Sadness, sorrow, melancholy, blue
underlying feeling of loss
on the outside
can’t see in
Been together a long time
part of me won’t belong
No blame
No fault
part of life
hurts just the same
impossible to ignore
Not sure where I belong
don’t quite fit in
“Blood is thicker than water”
Not true!
How can own flesh and blood
own DNA
push one aside?
How horrible
Don’t feel real
so much promise
so much disappointment
struggle to maintain balance
push hard, run far
momentary blank
hurt from exertion
instead of internal pain that rises
problem yours
not mine
Not so!
can’t pretend nothing is wrong
Silence
holds far reaching repercussions
drifting, senseless unease
Many wonderful opportunities
Daily gifts provoke gratitude
Still…
Deep sense of something missing
close to the edge
threatens to swallow me
Whole
A fine balance
take care not to misstep
Weave and dodge through daily routine
skill of one who seems to have it all
A smile here, nod there,
cluck of disapproval
hug for one in need
Others oblivious
Terror
slip in the abyss
Hide it well
Sadness permeates all I do
Take nothing for granted
Much to be grateful for
If only I knew
Where I belong
While I observe in life that for some, blood is thicker than water like you, this is not true for me and I don’t believe we’re in the minority.
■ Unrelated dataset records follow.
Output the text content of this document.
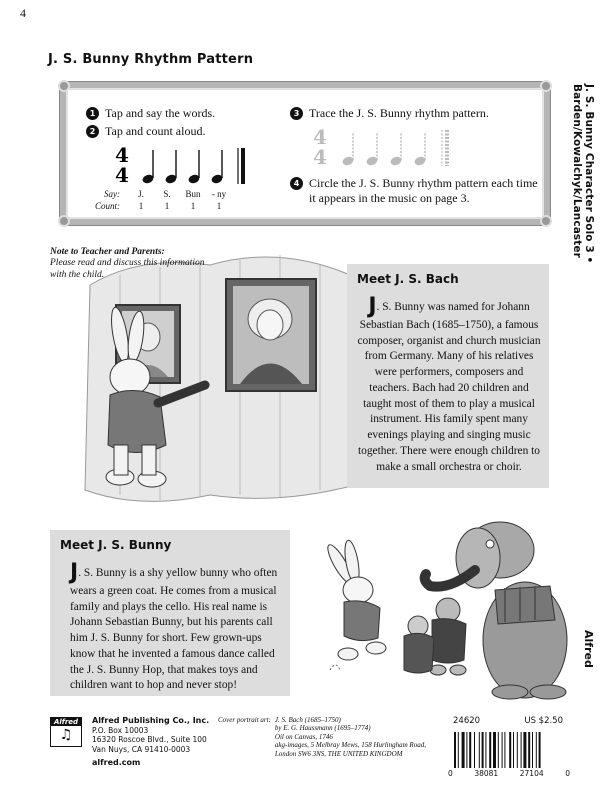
4
J. S. Bunny Rhythm Pattern
1 Tap and say the words.
2 Tap and count aloud.
3 Trace the J. S. Bunny rhythm pattern.
4 Circle the J. S. Bunny rhythm pattern each time it appears in the music on page 3.
4
4
4
4
Say:	J.	S.	Bun	- ny
Count:	1	1	1	1
Note to Teacher and Parents:
Please read and discuss this information with the child.	Meet J. S. Bach
J. S. Bunny was named for Johann Sebastian Bach (1685–1750), a famous composer, organist and church musician from Germany. Many of his relatives were performers, composers and teachers. Bach had 20 children and taught most of them to play a musical instrument. His family spent many evenings playing and singing music together. There were enough children to make a small orchestra or choir.
Meet J. S. Bunny
J. S. Bunny is a shy yellow bunny who often wears a green coat. He comes from a musical family and plays the cello. His real name is Johann Sebastian Bunny, but his parents call him J. S. Bunny for short. Few grown-ups know that he invented a famous dance called the J. S. Bunny Hop, that makes toys and children want to hop and never stop!
J. S. Bunny Character Solo 3 • Barden/Kowalchyk/Lancaster
Alfred
Alfred
♫
Alfred Publishing Co., Inc.
P.O. Box 10003
16320 Roscoe Blvd., Suite 100
Van Nuys, CA 91410-0003
alfred.com
Cover portrait art: J. S. Bach (1685–1750)
by E. G. Haussmann (1695–1774)
Oil on Canvas, 1746
akg-images, 5 Melbray Mews, 158 Hurlingham Road,
London SW6 3NS, THE UNITED KINGDOM
24620	US $2.50
0	38081	27104	0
So what to do? What works for me is to forge strong bonds with those whose hearts and minds I connect with and with whom I share mutual respect and integrity. Hard to push the DNA connection aside but when it’s toxic it only tears us apart and causes us to live our life in a way that places blame and responsibility on the wrong shoulders.
I believe what you say is so true, Karen. Learning boundaries, and learning to let go of a toxic relationship can be very difficult. Focusing on relationships of mutual respect and integrity can make the letting go a little easier to accept, and help keep one’s own sense of self intact.